Part of Musicians Who Act featuring Lady Gaga, Will Smith, Justin Timberlake, Frank Sinatra, and David Bowie.
Leaving N.W.A in 1989 over unpaid royalties was the best career move he ever made. Manager Jerry Heller had shorted him despite his writing most of Straight Outta Compton, including nine of its thirteen tracks. He flew to New York, linked up with Public Enemy's Bomb Squad, and recorded AmeriKKKa's Most Wanted in early 1990. The album went platinum within weeks. Before any of that, he'd spent a year in Arizona earning a diploma in architectural drafting, just in case rap didn't work out. It did.
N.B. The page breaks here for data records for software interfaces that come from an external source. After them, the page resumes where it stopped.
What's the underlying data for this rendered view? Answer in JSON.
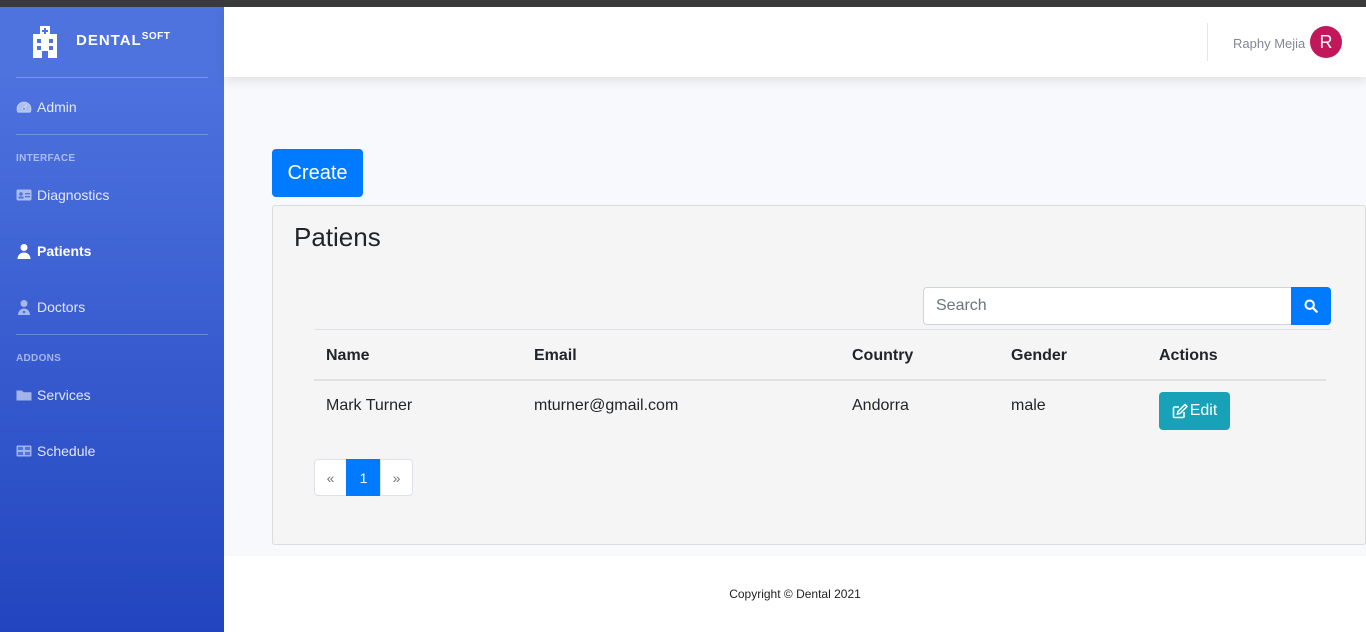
{
  "brand": {
    "name": "DENTAL",
    "suffix": "SOFT"
  },
  "sidebar": {
    "items": [
      {
        "label": "Admin",
        "icon": "dashboard-icon"
      },
      {
        "label": "Diagnostics",
        "icon": "id-card-icon"
      },
      {
        "label": "Patients",
        "icon": "user-icon",
        "active": true
      },
      {
        "label": "Doctors",
        "icon": "user-doctor-icon"
      },
      {
        "label": "Services",
        "icon": "folder-icon"
      },
      {
        "label": "Schedule",
        "icon": "table-icon"
      }
    ],
    "headings": [
      "INTERFACE",
      "ADDONS"
    ]
  },
  "topbar": {
    "username": "Raphy Mejia",
    "avatar_letter": "R",
    "avatar_color": "#c2185b"
  },
  "actions": {
    "create_label": "Create"
  },
  "card": {
    "title": "Patiens",
    "search_placeholder": "Search",
    "columns": [
      "Name",
      "Email",
      "Country",
      "Gender",
      "Actions"
    ],
    "rows": [
      {
        "name": "Mark Turner",
        "email": "mturner@gmail.com",
        "country": "Andorra",
        "gender": "male",
        "action": "Edit"
      }
    ],
    "pagination": {
      "prev": "«",
      "current": "1",
      "next": "»"
    }
  },
  "footer": {
    "copyright": "Copyright © Dental 2021"
  },
  "colors": {
    "primary": "#007bff",
    "info": "#17a2b8",
    "sidebar_top": "#4e73df",
    "sidebar_bottom": "#2245bf"
  }
}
Most rappers his age are cashing legacy checks. He's running a basketball league. The BIG3, the 3-on-3 pro league he co-founded in 2017, became the first professional sports organization to mandate mental health policies and ban opioids for pain management. In 2020, he pitched his Contract with Black America to both presidential campaigns. Trump's Platinum Plan adopted his biggest ask: $500 billion in capital for Black communities. His team publicly credited the input. The fan blowback was swift. He didn't walk it back.
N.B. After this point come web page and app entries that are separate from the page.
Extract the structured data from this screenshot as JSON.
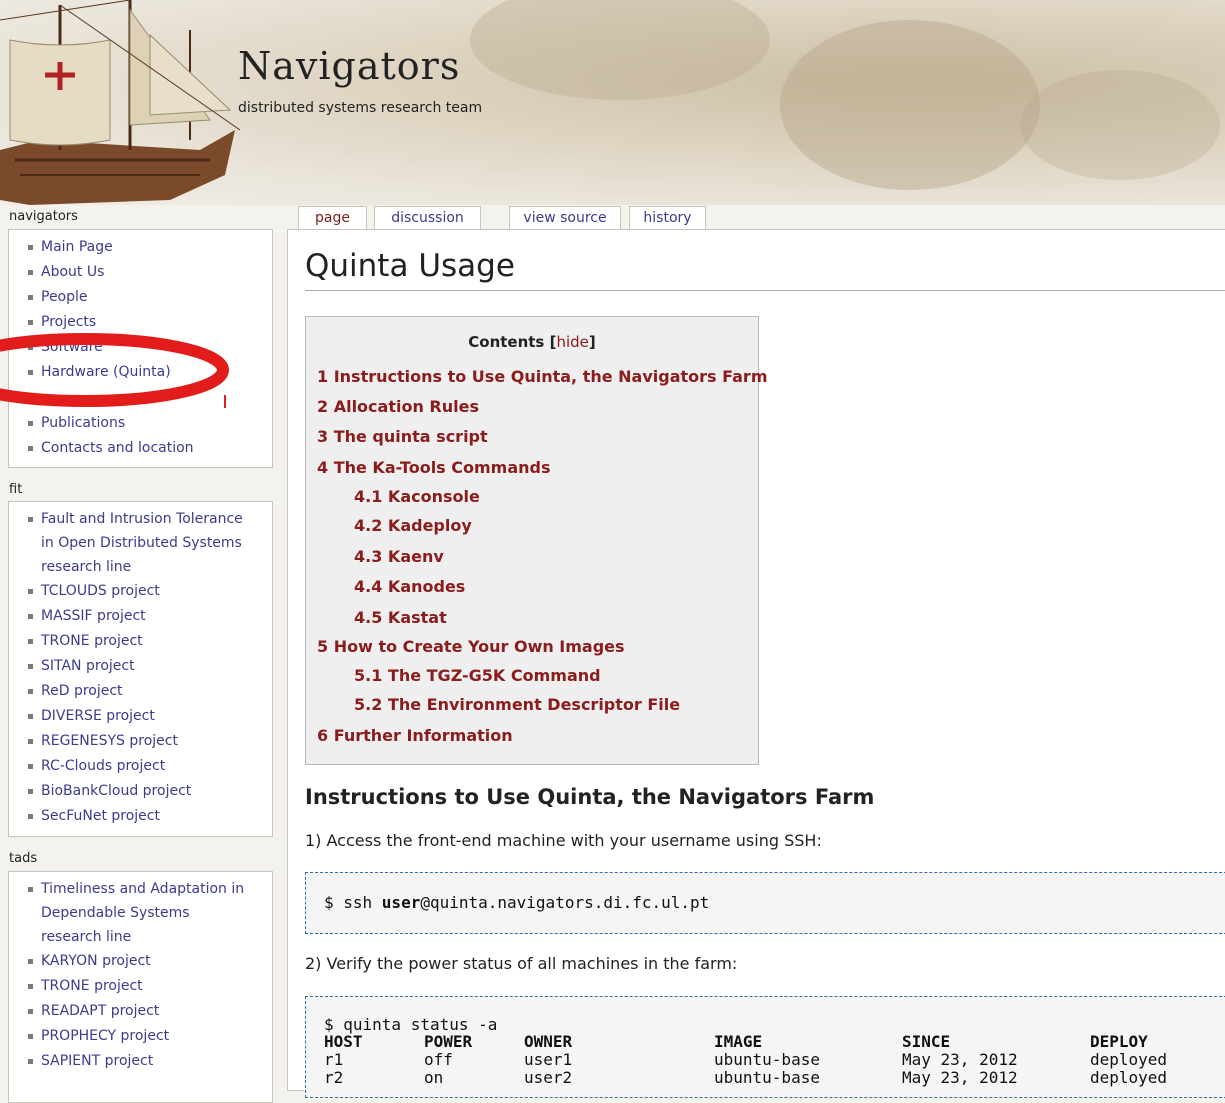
{
  "header": {
    "title": "Navigators",
    "subtitle": "distributed systems research team"
  },
  "sidebar": {
    "navigators": {
      "title": "navigators",
      "items": [
        "Main Page",
        "About Us",
        "People",
        "Projects",
        "Software",
        "Hardware (Quinta)",
        "Publications",
        "Contacts and location"
      ]
    },
    "fit": {
      "title": "fit",
      "items": [
        "Fault and Intrusion Tolerance in Open Distributed Systems research line",
        "TCLOUDS project",
        "MASSIF project",
        "TRONE project",
        "SITAN project",
        "ReD project",
        "DIVERSE project",
        "REGENESYS project",
        "RC-Clouds project",
        "BioBankCloud project",
        "SecFuNet project"
      ]
    },
    "tads": {
      "title": "tads",
      "items": [
        "Timeliness and Adaptation in Dependable Systems research line",
        "KARYON project",
        "TRONE project",
        "READAPT project",
        "PROPHECY project",
        "SAPIENT project"
      ]
    }
  },
  "tabs": [
    "page",
    "discussion",
    "view source",
    "history"
  ],
  "page": {
    "title": "Quinta Usage",
    "toc": {
      "title": "Contents",
      "hide_label": "hide",
      "entries": [
        "1 Instructions to Use Quinta, the Navigators Farm",
        "2 Allocation Rules",
        "3 The quinta script",
        "4 The Ka-Tools Commands",
        "4.1 Kaconsole",
        "4.2 Kadeploy",
        "4.3 Kaenv",
        "4.4 Kanodes",
        "4.5 Kastat",
        "5 How to Create Your Own Images",
        "5.1 The TGZ-G5K Command",
        "5.2 The Environment Descriptor File",
        "6 Further Information"
      ]
    },
    "section_heading": "Instructions to Use Quinta, the Navigators Farm",
    "step1": "1) Access the front-end machine with your username using SSH:",
    "ssh_cmd": {
      "prefix": "$ ssh ",
      "user": "user",
      "host": "@quinta.navigators.di.fc.ul.pt"
    },
    "step2": "2) Verify the power status of all machines in the farm:",
    "status_cmd": "$ quinta status -a",
    "status_table": {
      "headers": [
        "HOST",
        "POWER",
        "OWNER",
        "IMAGE",
        "SINCE",
        "DEPLOY"
      ],
      "rows": [
        [
          "r1",
          "off",
          "user1",
          "ubuntu-base",
          "May 23, 2012",
          "deployed"
        ],
        [
          "r2",
          "on",
          "user2",
          "ubuntu-base",
          "May 23, 2012",
          "deployed"
        ]
      ]
    }
  },
  "colors": {
    "link": "#3b3b8f",
    "toc_link": "#8b1c1c",
    "annotation": "#e21b1b"
  }
}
'You can't rap forever,' he reportedly said, before he was even famous enough to need the backup plan. His father worked at UCLA as a groundskeeper, which made his gangsta persona a performance of observation rather than autobiography. When Straight Outta Compton was filmed in 2015, his son O'Shea Jackson Jr. played him, a casting choice that required the younger Jackson to learn to act like his father while his father watched from the producer's chair.